I can’t cut open the doors of a house that have been welded shut, cutting a family off from everything they’ve ever known. I can’t hold the hand of every child as they walk to school, shielding them from tear gas and full-body searches by soldiers.
I can’t erase the PTSD of an entire nation.
No, I’m just a college kid, wrestling my way through a nursing degree, a few gas tanks from flat broke. I don’t know how to help.
So how do I hold this empathy, this pain that courses through me when I hear another’s story?
How do I not sidestep pain while also not becoming paralyzed by it?
I don’t know.
So I talk.
I tell the stories that were told to me with pleading eyes and tear-stained hearts. I describe the crushing beauty of a 26-foot concrete wall covered in graffiti that begs for humanity. I write poems about a town emptied in a population exchange because those families didn’t call God by the right name.
I listen.
To the fears of a woman who feels she lives a double life: in one going to work and cooking in a whimsical fashion that never quite follows the recipe, and in the other spending her day being passed from one office to another, being put through an alphabet soup of medical tests trying find out why her body is fighting itself.

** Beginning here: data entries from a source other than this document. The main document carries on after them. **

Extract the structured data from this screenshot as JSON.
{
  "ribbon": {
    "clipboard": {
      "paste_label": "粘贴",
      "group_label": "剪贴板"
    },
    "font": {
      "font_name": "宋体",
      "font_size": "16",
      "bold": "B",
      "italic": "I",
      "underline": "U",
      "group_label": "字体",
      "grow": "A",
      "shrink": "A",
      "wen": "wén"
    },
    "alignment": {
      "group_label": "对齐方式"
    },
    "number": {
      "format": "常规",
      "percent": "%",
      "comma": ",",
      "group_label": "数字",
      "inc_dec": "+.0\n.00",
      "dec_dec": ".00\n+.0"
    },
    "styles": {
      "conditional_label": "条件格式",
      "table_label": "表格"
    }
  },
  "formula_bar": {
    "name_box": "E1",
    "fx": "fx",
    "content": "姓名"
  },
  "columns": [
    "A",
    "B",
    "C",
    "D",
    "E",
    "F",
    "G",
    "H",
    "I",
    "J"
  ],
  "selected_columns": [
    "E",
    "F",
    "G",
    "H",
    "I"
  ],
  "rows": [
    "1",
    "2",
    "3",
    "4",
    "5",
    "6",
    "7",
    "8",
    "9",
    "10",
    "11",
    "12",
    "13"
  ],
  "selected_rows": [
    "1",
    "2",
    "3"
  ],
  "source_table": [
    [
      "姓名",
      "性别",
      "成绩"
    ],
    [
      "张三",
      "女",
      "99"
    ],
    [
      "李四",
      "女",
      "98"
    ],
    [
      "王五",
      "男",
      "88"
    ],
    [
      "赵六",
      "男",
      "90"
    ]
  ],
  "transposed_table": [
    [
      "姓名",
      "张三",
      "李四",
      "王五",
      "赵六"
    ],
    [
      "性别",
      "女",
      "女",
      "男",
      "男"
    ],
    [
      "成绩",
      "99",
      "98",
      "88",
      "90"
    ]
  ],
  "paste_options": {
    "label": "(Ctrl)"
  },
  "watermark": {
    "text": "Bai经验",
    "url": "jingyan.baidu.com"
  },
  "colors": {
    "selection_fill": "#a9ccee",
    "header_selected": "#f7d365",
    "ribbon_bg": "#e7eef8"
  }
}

To the friend who let her protective gaze falter for just a moment and wasn’t watching when her nephew toddled too close to the fire.
I cry.
For every crushed dream, every lost piece of soul, every shaken life, every beautiful thing shattered by nameless, purposeless, inexplicable brokenness.
And I wait.
For the light, because the darkness can only last so long. For change, because I know so many exquisite souls bent on doing good. For opportunity, because some day I will have the knowledge and the resources to do more than cry. For heaven on earth, because our Savior lived in times much worse than this and still brought us a greater hope than we could ever imagine.
Everything is amplified, but that doesn’t mean it can’t be turned into music.